Armed with ideas and insights on an individual’s superpowers and the details of their backstories, it’s possible to begin generating ideas. Of course the rule of “good ideas” looms large here. “If you want to generate a good idea, you need to generate a lot of ideas.”
We use every tool we can to build a list of suspect ideas, and inevitably, there’s a list of raw thoughts that require some filtering. Remember, our goal is to turn a few ideas into exploratory activities, and eventually something that merits developing an actual experiment to test for size, fit, and marketability.
Excitement and Frustration as You Work on Idea Generation
This process is both exciting and frustrating for the career reinventor.
It’s exciting for the options it identifies. I love observing as individuals begin to recognize the ocean of potential opportunities out there for them. For those who have been stuck in a career slot for a long time, it’s liberating to recognize their skills and accumulated wisdom can open other doors and new paths.
And then, it’s frustrating, because the typically diverse list of options seems daunting and even overwhelming. In most cases working with the individual, we can whittle the list of choices down to some that fit reasonably into the “Let’s Explore in More Detail” category. The balance of the ideas move to the parking lot.
Move Quickly from Ideation to Exploration
It’s imperative for sustaining momentum to kick into the exploration phase as early as possible. I encourage individuals to engage in both secondary (web searching) and primary research (site visits, interviews) as part of idea exploration. What seems intriguing on a web site often loses its luster when you visit or talk with someone immersed in this prospective vocation.
Armed with ample notes and impressions, we explore the findings together and define new areas of exploration, or, if it seems potentially viable, we set up an experiment to test out the idea. From working in a business to volunteering to attending courses or training sessions, the experiments are intended to offer proof the idea meets the individual’s interests and abilities. If so, we spend quality time assessing the final component: marketability.
Reality Check—You Will Iterate Between Exploration and Experimentation
While you might get lucky and hit on the idea that matches up perfectly with your skills, interests, and passes the marketability filter right away, don’t count on it. Chances are you will need to iterate multiple times with multiple ideas before finding one you are willing to commit to for this next stage of your career.

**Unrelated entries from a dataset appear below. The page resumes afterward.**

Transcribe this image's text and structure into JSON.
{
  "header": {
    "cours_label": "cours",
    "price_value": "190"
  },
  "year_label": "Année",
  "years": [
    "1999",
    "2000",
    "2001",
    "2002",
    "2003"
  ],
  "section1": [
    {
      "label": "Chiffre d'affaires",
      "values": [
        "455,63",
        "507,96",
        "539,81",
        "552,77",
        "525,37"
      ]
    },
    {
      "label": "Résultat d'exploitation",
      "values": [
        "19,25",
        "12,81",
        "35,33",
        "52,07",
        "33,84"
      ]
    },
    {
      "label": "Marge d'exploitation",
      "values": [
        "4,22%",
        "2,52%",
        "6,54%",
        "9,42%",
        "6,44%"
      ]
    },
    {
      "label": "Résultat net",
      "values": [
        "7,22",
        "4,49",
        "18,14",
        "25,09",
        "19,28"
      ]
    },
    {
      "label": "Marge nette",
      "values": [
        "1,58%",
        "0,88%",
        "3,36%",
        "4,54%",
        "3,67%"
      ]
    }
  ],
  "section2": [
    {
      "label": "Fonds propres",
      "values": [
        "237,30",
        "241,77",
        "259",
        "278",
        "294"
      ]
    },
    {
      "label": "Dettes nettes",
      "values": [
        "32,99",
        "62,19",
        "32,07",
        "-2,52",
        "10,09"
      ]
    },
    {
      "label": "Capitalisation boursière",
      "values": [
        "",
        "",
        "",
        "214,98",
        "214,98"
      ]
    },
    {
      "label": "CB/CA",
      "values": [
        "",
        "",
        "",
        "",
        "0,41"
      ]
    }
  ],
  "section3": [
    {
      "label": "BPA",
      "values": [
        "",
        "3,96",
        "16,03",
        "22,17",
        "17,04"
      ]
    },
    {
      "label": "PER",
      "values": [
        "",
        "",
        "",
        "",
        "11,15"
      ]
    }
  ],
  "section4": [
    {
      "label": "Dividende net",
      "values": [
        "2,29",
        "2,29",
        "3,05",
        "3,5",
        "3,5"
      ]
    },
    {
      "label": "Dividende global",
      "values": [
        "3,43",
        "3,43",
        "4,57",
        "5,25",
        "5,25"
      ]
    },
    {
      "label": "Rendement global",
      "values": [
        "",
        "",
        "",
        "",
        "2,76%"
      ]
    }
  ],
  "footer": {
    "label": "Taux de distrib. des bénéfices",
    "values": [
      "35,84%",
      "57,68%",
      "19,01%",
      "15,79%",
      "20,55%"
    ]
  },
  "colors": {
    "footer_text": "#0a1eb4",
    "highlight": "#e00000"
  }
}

If the career reinvention process was like a marathon, you’ve hit that point where your mind suggests it might be OK to quit. Some individuals do stop here for a variety of reasons. Others silence that voice in their minds, focus on the step in front of them and keep moving.
Part of my role at this point is striving to keep the aspiring career reinventor in discovery mode. Identifying an area that doesn’t fit is a great learning outcome. While it might feel like a failure, I view it as one more success on a long journey. Checking an option off the list helps bring clarity to the path ahead. After all, much of strategy is about choosing what you won’t do.
Career Reinvention Happens on an Unpredictable Schedule
The other messy element of the career reinvention process is the lack of ability to predict how long this will take. It might be months, but chances are it’s a year or more and sometimes longer.
Most people are working a day job while navigating this process. For those with the luxury to focus solely on this process, it moves considerably faster.
For everyone, a consistent cadence of work is required to shrink the time-to-results. Much like a physical fitness program, thinking about or wishing your way to fitness aren’t options. Career reinvention takes time in the grind.
The Bottom-Line for Now:
If you’ve reached the point where you know you must do something different with your career, that’s great. It’s time to take action. Just be realistic about the upcoming journey. There’s a process, but it will get messy before it resolves.